I was able to attend a viewing of “War Made Easy” last Saturday night at the National Conference for Media Reform in Minneapolis (NCMR2008). This crisply edited movie was narrated by Sean Penn. Much of what keeps this movie engaging are the dozens of carefully chosen news media clips generated during various American wars for the past 50 years, including large numbers of videos clips from the Vietnam war and the Iraq occupation. The magic of “War Made Easy” is that the directors carefully edited and arranged these clips to show us that nothing much has really changed: If an American president has decided that he wants to go to war, the watchdog American media is likely to become a lapdog and we will inevitably go to war.
Following the screening of “War Made Easy,” I attended a discussion of the movie led by media critic Norman Solomon and the co-director and producer of the movie, Loretta Alper. The following morning, Ms. Alper granted me the opportunity to interview her further regarding the making of “War Made Easy.”
Whenever we Americans go to war, we get there through a well-documented series of stages. As I watched “War Made Easy,” I saw better than ever that these stages are entirely predictable in the context of America’s warmongering ways.
Perhaps this characterization of America sounds too shrill, but just look around. The evidence is everywhere that war is a sport in America just as sports are warlike. Our TV shows and movies overflow with violence as a first-rate method of dealing with conflict. The toys we foist on our boys extol violence as the most obvious way of settling disputes.

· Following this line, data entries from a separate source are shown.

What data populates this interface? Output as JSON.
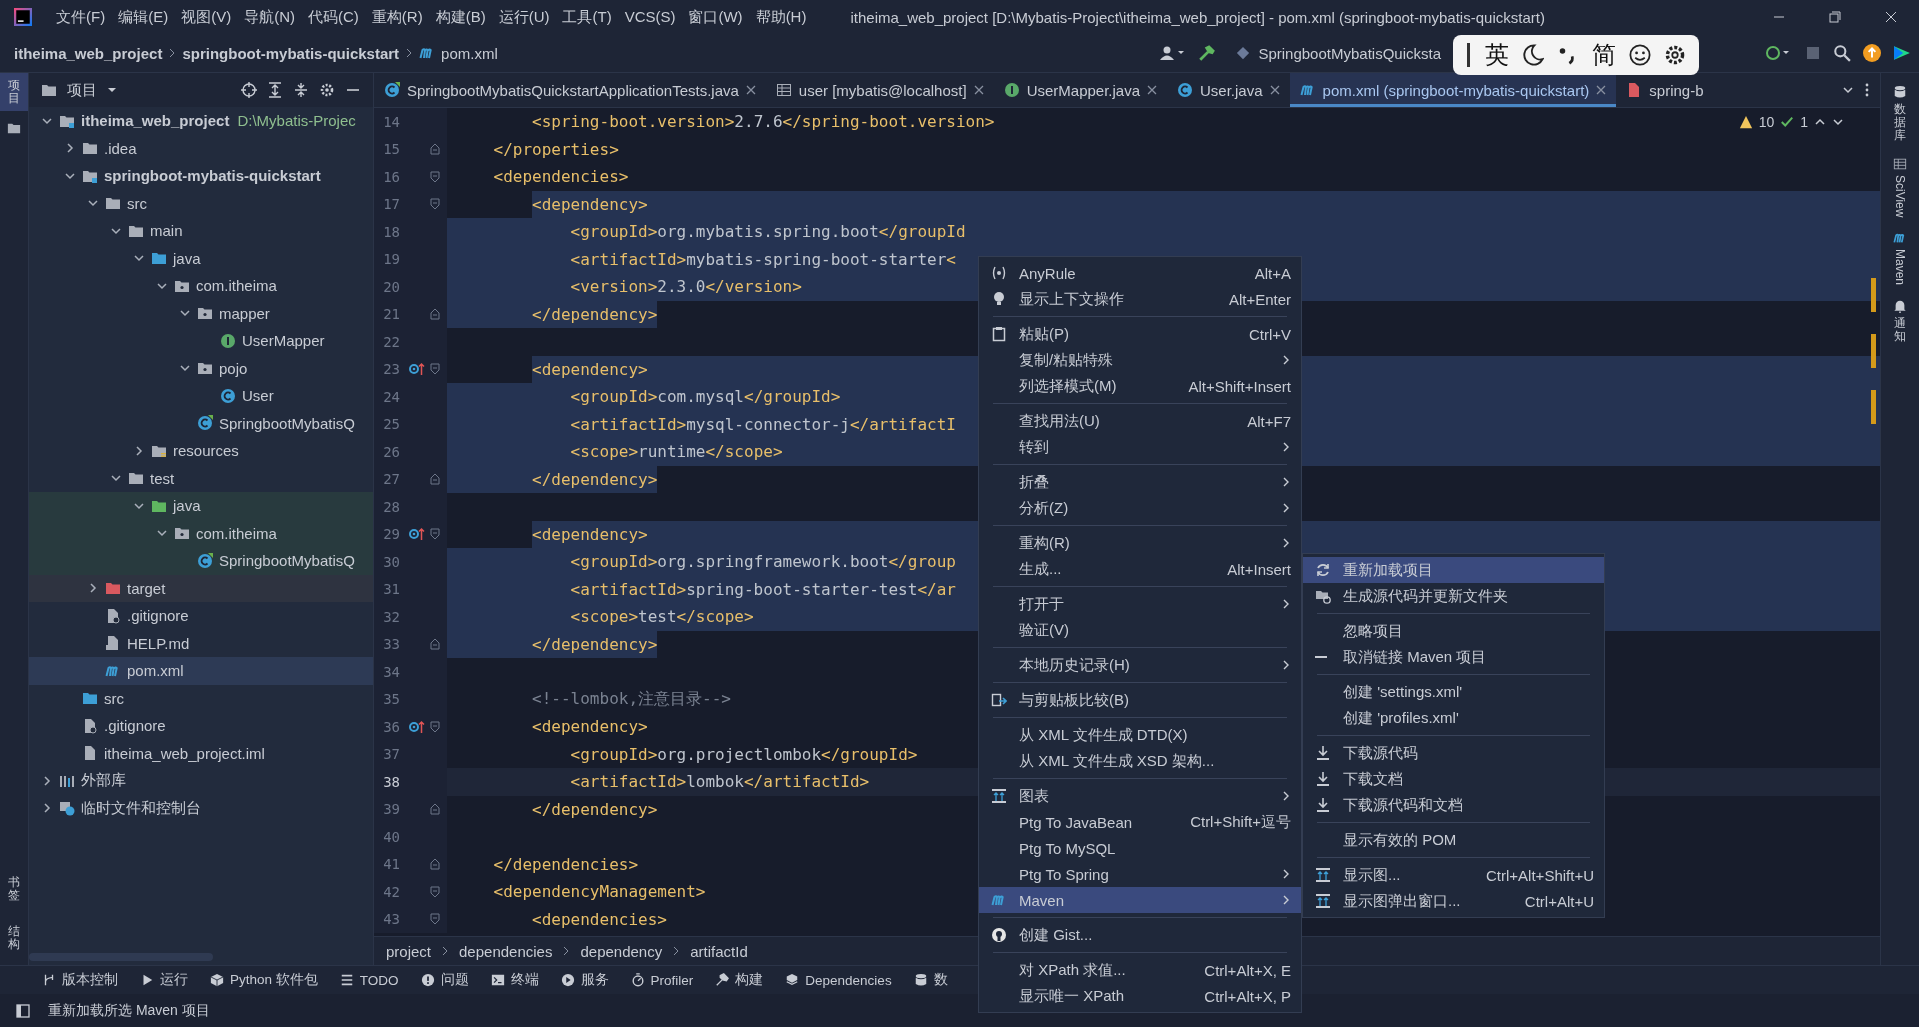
{
  "menu_bar": [
    "文件(F)",
    "编辑(E)",
    "视图(V)",
    "导航(N)",
    "代码(C)",
    "重构(R)",
    "构建(B)",
    "运行(U)",
    "工具(T)",
    "VCS(S)",
    "窗口(W)",
    "帮助(H)"
  ],
  "window": {
    "title": "itheima_web_project [D:\\Mybatis-Project\\itheima_web_project] - pom.xml (springboot-mybatis-quickstart)"
  },
  "nav_bar": {
    "breadcrumb": [
      {
        "label": "itheima_web_project",
        "kind": "project"
      },
      {
        "label": "springboot-mybatis-quickstart",
        "kind": "module"
      },
      {
        "label": "pom.xml",
        "kind": "maven-file"
      }
    ],
    "run_config": "SpringbootMybatisQuicksta"
  },
  "ime_toolbar": {
    "items": [
      {
        "kind": "cursor"
      },
      {
        "kind": "text",
        "label": "英"
      },
      {
        "kind": "moon"
      },
      {
        "kind": "punct"
      },
      {
        "kind": "text",
        "label": "简"
      },
      {
        "kind": "emoji"
      },
      {
        "kind": "settings"
      }
    ]
  },
  "left_stripe": {
    "top": [
      {
        "label": "项目",
        "selected": true
      }
    ],
    "bottom": [
      {
        "label": "书签",
        "selected": false
      },
      {
        "label": "结构",
        "selected": false
      }
    ]
  },
  "right_stripe": [
    {
      "label": "数据库",
      "kind": "database"
    },
    {
      "label": "SciView",
      "kind": "sciview"
    },
    {
      "label": "Maven",
      "kind": "maven"
    },
    {
      "label": "通知",
      "kind": "bell"
    }
  ],
  "project_panel": {
    "title": "项目",
    "tree": [
      {
        "label": "itheima_web_project",
        "kind": "module",
        "path": "D:\\Mybatis-Projec",
        "selected": false,
        "expanded": true,
        "children": [
          {
            "label": ".idea",
            "kind": "folder",
            "selected": false,
            "expanded": false
          },
          {
            "label": "springboot-mybatis-quickstart",
            "kind": "module",
            "selected": false,
            "expanded": true,
            "children": [
              {
                "label": "src",
                "kind": "folder",
                "selected": false,
                "expanded": true,
                "children": [
                  {
                    "label": "main",
                    "kind": "folder",
                    "selected": false,
                    "expanded": true,
                    "children": [
                      {
                        "label": "java",
                        "kind": "source-root",
                        "selected": false,
                        "expanded": true,
                        "children": [
                          {
                            "label": "com.itheima",
                            "kind": "package",
                            "selected": false,
                            "expanded": true,
                            "children": [
                              {
                                "label": "mapper",
                                "kind": "package",
                                "selected": false,
                                "expanded": true,
                                "children": [
                                  {
                                    "label": "UserMapper",
                                    "kind": "interface",
                                    "selected": false
                                  }
                                ]
                              },
                              {
                                "label": "pojo",
                                "kind": "package",
                                "selected": false,
                                "expanded": true,
                                "children": [
                                  {
                                    "label": "User",
                                    "kind": "class",
                                    "selected": false
                                  }
                                ]
                              },
                              {
                                "label": "SpringbootMybatisQ",
                                "kind": "spring-class",
                                "selected": false
                              }
                            ]
                          }
                        ]
                      },
                      {
                        "label": "resources",
                        "kind": "resources-root",
                        "selected": false,
                        "expanded": false
                      }
                    ]
                  },
                  {
                    "label": "test",
                    "kind": "folder",
                    "selected": false,
                    "expanded": true,
                    "children": [
                      {
                        "label": "java",
                        "kind": "test-root",
                        "selected": false,
                        "expanded": true,
                        "children": [
                          {
                            "label": "com.itheima",
                            "kind": "package",
                            "selected": false,
                            "expanded": true,
                            "children": [
                              {
                                "label": "SpringbootMybatisQ",
                                "kind": "spring-class",
                                "selected": false
                              }
                            ]
                          }
                        ]
                      }
                    ]
                  }
                ]
              },
              {
                "label": "target",
                "kind": "excluded-folder",
                "selected": false,
                "expanded": false
              },
              {
                "label": ".gitignore",
                "kind": "ignore-file",
                "selected": false
              },
              {
                "label": "HELP.md",
                "kind": "markdown-file",
                "selected": false
              },
              {
                "label": "pom.xml",
                "kind": "maven-file",
                "selected": true
              }
            ]
          },
          {
            "label": "src",
            "kind": "source-root",
            "selected": false
          },
          {
            "label": ".gitignore",
            "kind": "ignore-file",
            "selected": false
          },
          {
            "label": "itheima_web_project.iml",
            "kind": "iml-file",
            "selected": false
          }
        ]
      },
      {
        "label": "外部库",
        "kind": "library",
        "selected": false,
        "expanded": false
      },
      {
        "label": "临时文件和控制台",
        "kind": "scratch",
        "selected": false,
        "expanded": false
      }
    ]
  },
  "editor": {
    "tabs": [
      {
        "label": "SpringbootMybatisQuickstartApplicationTests.java",
        "kind": "spring-class",
        "selected": false,
        "closable": true
      },
      {
        "label": "user [mybatis@localhost]",
        "kind": "db-table",
        "selected": false,
        "closable": true
      },
      {
        "label": "UserMapper.java",
        "kind": "interface",
        "selected": false,
        "closable": true
      },
      {
        "label": "User.java",
        "kind": "class",
        "selected": false,
        "closable": true
      },
      {
        "label": "pom.xml (springboot-mybatis-quickstart)",
        "kind": "maven-file",
        "selected": true,
        "closable": true
      },
      {
        "label": "spring-b",
        "kind": "xml-file",
        "selected": false,
        "closable": false
      }
    ],
    "inspection": {
      "warnings": "10",
      "passed": "1"
    },
    "lines": [
      {
        "number": "14",
        "text": "        <spring-boot.version>2.7.6</spring-boot.version>",
        "kind": "plain",
        "selected": false,
        "current": false,
        "marker": false
      },
      {
        "number": "15",
        "text": "    </properties>",
        "kind": "fold-end",
        "selected": false,
        "current": false,
        "marker": false
      },
      {
        "number": "16",
        "text": "    <dependencies>",
        "kind": "fold-start",
        "selected": false,
        "current": false,
        "marker": false
      },
      {
        "number": "17",
        "text": "        <dependency>",
        "kind": "fold-start",
        "selected": true,
        "current": false,
        "marker": false
      },
      {
        "number": "18",
        "text": "            <groupId>org.mybatis.spring.boot</groupId",
        "kind": "plain",
        "selected": true,
        "current": false,
        "marker": false
      },
      {
        "number": "19",
        "text": "            <artifactId>mybatis-spring-boot-starter<",
        "kind": "plain",
        "selected": true,
        "current": false,
        "marker": false
      },
      {
        "number": "20",
        "text": "            <version>2.3.0</version>",
        "kind": "plain",
        "selected": true,
        "current": false,
        "marker": false
      },
      {
        "number": "21",
        "text": "        </dependency>",
        "kind": "fold-end",
        "selected": true,
        "current": false,
        "marker": false
      },
      {
        "number": "22",
        "kind": "plain",
        "selected": false,
        "current": false,
        "marker": false
      },
      {
        "number": "23",
        "text": "        <dependency>",
        "kind": "fold-start",
        "selected": true,
        "current": false,
        "marker": true
      },
      {
        "number": "24",
        "text": "            <groupId>com.mysql</groupId>",
        "kind": "plain",
        "selected": true,
        "current": false,
        "marker": false
      },
      {
        "number": "25",
        "text": "            <artifactId>mysql-connector-j</artifactI",
        "kind": "plain",
        "selected": true,
        "current": false,
        "marker": false
      },
      {
        "number": "26",
        "text": "            <scope>runtime</scope>",
        "kind": "plain",
        "selected": true,
        "current": false,
        "marker": false
      },
      {
        "number": "27",
        "text": "        </dependency>",
        "kind": "fold-end",
        "selected": true,
        "current": false,
        "marker": false
      },
      {
        "number": "28",
        "kind": "plain",
        "selected": false,
        "current": false,
        "marker": false
      },
      {
        "number": "29",
        "text": "        <dependency>",
        "kind": "fold-start",
        "selected": true,
        "current": false,
        "marker": true
      },
      {
        "number": "30",
        "text": "            <groupId>org.springframework.boot</group",
        "kind": "plain",
        "selected": true,
        "current": false,
        "marker": false
      },
      {
        "number": "31",
        "text": "            <artifactId>spring-boot-starter-test</ar",
        "kind": "plain",
        "selected": true,
        "current": false,
        "marker": false
      },
      {
        "number": "32",
        "text": "            <scope>test</scope>",
        "kind": "plain",
        "selected": true,
        "current": false,
        "marker": false
      },
      {
        "number": "33",
        "text": "        </dependency>",
        "kind": "fold-end",
        "selected": true,
        "current": false,
        "marker": false
      },
      {
        "number": "34",
        "kind": "plain",
        "selected": false,
        "current": false,
        "marker": false
      },
      {
        "number": "35",
        "text": "        <!--lombok,注意目录-->",
        "kind": "comment",
        "selected": false,
        "current": false,
        "marker": false
      },
      {
        "number": "36",
        "text": "        <dependency>",
        "kind": "fold-start",
        "selected": false,
        "current": false,
        "marker": true
      },
      {
        "number": "37",
        "text": "            <groupId>org.projectlombok</groupId>",
        "kind": "plain",
        "selected": false,
        "current": false,
        "marker": false
      },
      {
        "number": "38",
        "text": "            <artifactId>lombok</artifactId>",
        "kind": "plain",
        "selected": false,
        "current": true,
        "marker": false
      },
      {
        "number": "39",
        "text": "        </dependency>",
        "kind": "fold-end",
        "selected": false,
        "current": false,
        "marker": false
      },
      {
        "number": "40",
        "kind": "plain",
        "selected": false,
        "current": false,
        "marker": false
      },
      {
        "number": "41",
        "text": "    </dependencies>",
        "kind": "fold-end",
        "selected": false,
        "current": false,
        "marker": false
      },
      {
        "number": "42",
        "text": "    <dependencyManagement>",
        "kind": "fold-start",
        "selected": false,
        "current": false,
        "marker": false
      },
      {
        "number": "43",
        "text": "        <dependencies>",
        "kind": "fold-start",
        "selected": false,
        "current": false,
        "marker": false
      }
    ],
    "breadcrumb": [
      "project",
      "dependencies",
      "dependency",
      "artifactId"
    ]
  },
  "context_menu": {
    "items": [
      {
        "kind": "regex",
        "label": "AnyRule",
        "shortcut": "Alt+A",
        "submenu": false,
        "selected": false
      },
      {
        "kind": "bulb",
        "label": "显示上下文操作",
        "shortcut": "Alt+Enter",
        "submenu": false,
        "selected": false
      },
      {
        "kind": "separator"
      },
      {
        "kind": "clipboard",
        "label": "粘贴(P)",
        "shortcut": "Ctrl+V",
        "submenu": false,
        "selected": false
      },
      {
        "kind": "plain",
        "label": "复制/粘贴特殊",
        "submenu": true,
        "selected": false
      },
      {
        "kind": "plain",
        "label": "列选择模式(M)",
        "shortcut": "Alt+Shift+Insert",
        "submenu": false,
        "selected": false
      },
      {
        "kind": "separator"
      },
      {
        "kind": "plain",
        "label": "查找用法(U)",
        "shortcut": "Alt+F7",
        "submenu": false,
        "selected": false
      },
      {
        "kind": "plain",
        "label": "转到",
        "submenu": true,
        "selected": false
      },
      {
        "kind": "separator"
      },
      {
        "kind": "plain",
        "label": "折叠",
        "submenu": true,
        "selected": false
      },
      {
        "kind": "plain",
        "label": "分析(Z)",
        "submenu": true,
        "selected": false
      },
      {
        "kind": "separator"
      },
      {
        "kind": "plain",
        "label": "重构(R)",
        "submenu": true,
        "selected": false
      },
      {
        "kind": "plain",
        "label": "生成...",
        "shortcut": "Alt+Insert",
        "submenu": false,
        "selected": false
      },
      {
        "kind": "separator"
      },
      {
        "kind": "plain",
        "label": "打开于",
        "submenu": true,
        "selected": false
      },
      {
        "kind": "plain",
        "label": "验证(V)",
        "submenu": false,
        "selected": false
      },
      {
        "kind": "separator"
      },
      {
        "kind": "plain",
        "label": "本地历史记录(H)",
        "submenu": true,
        "selected": false
      },
      {
        "kind": "separator"
      },
      {
        "kind": "compare",
        "label": "与剪贴板比较(B)",
        "submenu": false,
        "selected": false
      },
      {
        "kind": "separator"
      },
      {
        "kind": "plain",
        "label": "从 XML 文件生成 DTD(X)",
        "submenu": false,
        "selected": false
      },
      {
        "kind": "plain",
        "label": "从 XML 文件生成 XSD 架构...",
        "submenu": false,
        "selected": false
      },
      {
        "kind": "separator"
      },
      {
        "kind": "diagram",
        "label": "图表",
        "submenu": true,
        "selected": false
      },
      {
        "kind": "plain",
        "label": "Ptg To JavaBean",
        "shortcut": "Ctrl+Shift+逗号",
        "submenu": false,
        "selected": false
      },
      {
        "kind": "plain",
        "label": "Ptg To MySQL",
        "submenu": false,
        "selected": false
      },
      {
        "kind": "plain",
        "label": "Ptg To Spring",
        "submenu": true,
        "selected": false
      },
      {
        "kind": "maven",
        "label": "Maven",
        "submenu": true,
        "selected": true
      },
      {
        "kind": "separator"
      },
      {
        "kind": "github",
        "label": "创建 Gist...",
        "submenu": false,
        "selected": false
      },
      {
        "kind": "separator"
      },
      {
        "kind": "plain",
        "label": "对 XPath 求值...",
        "shortcut": "Ctrl+Alt+X, E",
        "submenu": false,
        "selected": false
      },
      {
        "kind": "plain",
        "label": "显示唯一 XPath",
        "shortcut": "Ctrl+Alt+X, P",
        "submenu": false,
        "selected": false
      }
    ]
  },
  "submenu": {
    "items": [
      {
        "kind": "reload",
        "label": "重新加载项目",
        "selected": true
      },
      {
        "kind": "folder-sync",
        "label": "生成源代码并更新文件夹",
        "selected": false
      },
      {
        "kind": "separator"
      },
      {
        "kind": "plain",
        "label": "忽略项目",
        "selected": false
      },
      {
        "kind": "minus",
        "label": "取消链接 Maven 项目",
        "selected": false
      },
      {
        "kind": "separator"
      },
      {
        "kind": "plain",
        "label": "创建 'settings.xml'",
        "selected": false
      },
      {
        "kind": "plain",
        "label": "创建 'profiles.xml'",
        "selected": false
      },
      {
        "kind": "separator"
      },
      {
        "kind": "download",
        "label": "下载源代码",
        "selected": false
      },
      {
        "kind": "download",
        "label": "下载文档",
        "selected": false
      },
      {
        "kind": "download",
        "label": "下载源代码和文档",
        "selected": false
      },
      {
        "kind": "separator"
      },
      {
        "kind": "plain",
        "label": "显示有效的 POM",
        "selected": false
      },
      {
        "kind": "separator"
      },
      {
        "kind": "diagram",
        "label": "显示图...",
        "shortcut": "Ctrl+Alt+Shift+U",
        "selected": false
      },
      {
        "kind": "diagram",
        "label": "显示图弹出窗口...",
        "shortcut": "Ctrl+Alt+U",
        "selected": false
      }
    ]
  },
  "tool_bar": [
    {
      "label": "版本控制",
      "kind": "vcs"
    },
    {
      "label": "运行",
      "kind": "run"
    },
    {
      "label": "Python 软件包",
      "kind": "python"
    },
    {
      "label": "TODO",
      "kind": "todo"
    },
    {
      "label": "问题",
      "kind": "problems"
    },
    {
      "label": "终端",
      "kind": "terminal"
    },
    {
      "label": "服务",
      "kind": "services"
    },
    {
      "label": "Profiler",
      "kind": "profiler"
    },
    {
      "label": "构建",
      "kind": "build"
    },
    {
      "label": "Dependencies",
      "kind": "dependencies"
    },
    {
      "label": "数",
      "kind": "database"
    }
  ],
  "status_bar": {
    "message": "重新加载所选 Maven 项目"
  }
}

We challenge each other with statements like “support the troops,” no matter what those troops are doing (and see here ). We are all too ready to invoke the word “war,” because that word triggers a ready-made conceptual frame for freely and guiltlessly expressing ourselves with bullets, bombs and blood. In America, this frame of war is such an incredibly effective filter that we proceed to consider only the “benefits” of war and we ignore the massive damages inflicted on both war-zone civilians and upon millions of Americans (and see here).